Thursday 1 August 2013

The sadness of travelling light

There are different types of travelers. Some do it for a few days or few weeks a year. Many of these short term wanderers only go because they feel it is expected of them. That this is the thing to do. That this is a way of impressing their partner. Or their friends and family. Others seek mini-adventures or enjoy educating themselves. They suck up experiences - no doubt, different ones. There are those hunting for pleasure, for romance, for beautiful sunsets and great food. One can hunt for museums, track sites of past events of great importance, visit shrines or look at architecture. All of these at once, non of these, or some.

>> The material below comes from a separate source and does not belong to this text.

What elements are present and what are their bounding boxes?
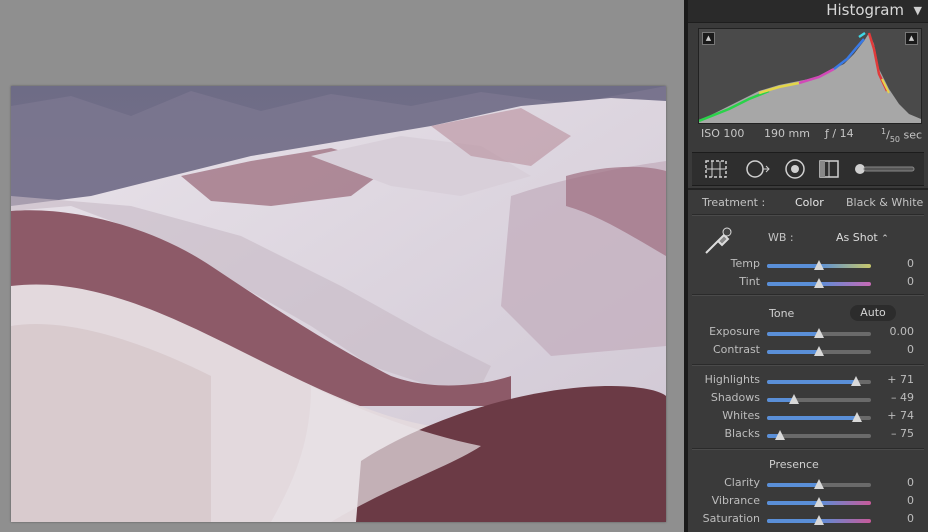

But what I want to talk about is a different sort of travelling. This sort of travelling is for many people joyless and very instrumental. This sort of travelling is working abroad. Each year a fair share of my fellow countryman flock to the UK to earn some money. When chatting one of them told me "It is a shame I have to work here for money. But, the salaries are just so much better than at home!" He likes to befriend people from our country abroad. To eat food prepared in the same as at home. To spend his holidays at home. And after he has saved enough money he plans to go home to open a small pub, and if it goes well, later maybe also a brewery.
He does not want to live there. He is like a traveler, who has to be there, but is never at home.
Myself, I feel at home everywhere after a very shot time. I even find that I prefer England to my home country, although I wouldn't live in Scotland, not for the Dear Lord's sake! Except if I would move there. I think then I could get to like it and feel at home quickly.
In a sense I'm lucky to be here. I always loved travelling. That's what I spent my spare money on, that's what I wanted my job to involve. And now I have it. I'm not in the position many other from Central- and East-Europe are: I could have gotten a job in my field at home, I could have made a living. Of course if one is in research what matters is which particular institution one is working at and the UK has some of the best Uni's and research institutes in the world. That was a strong incentive to come here. But I never experienced this as having to give up something.
At the same time I can grow attached to places I live at. In the last ten years I lived in eleven different places. Except for one flat, I always felt sad to live. That a period was over. That a way of life, a sight you get when you open your eyes is never to come back. I also miss some of the people I lived together with.
Do I travel light? In Forster's A Passage to India Mr. Fielding claims he travels light. He does not mind giving up his home, his job, his habits and his friendship with Dr. Aziz when he leaves for England. For some time I thought I'm like him. That travelling and moving, changing places will always come easily. But I found that it doesn't. At the same time, I do not feel bound. And I lack a desire for a long term home. A strange position to be in, but one of those of us who are always on the road.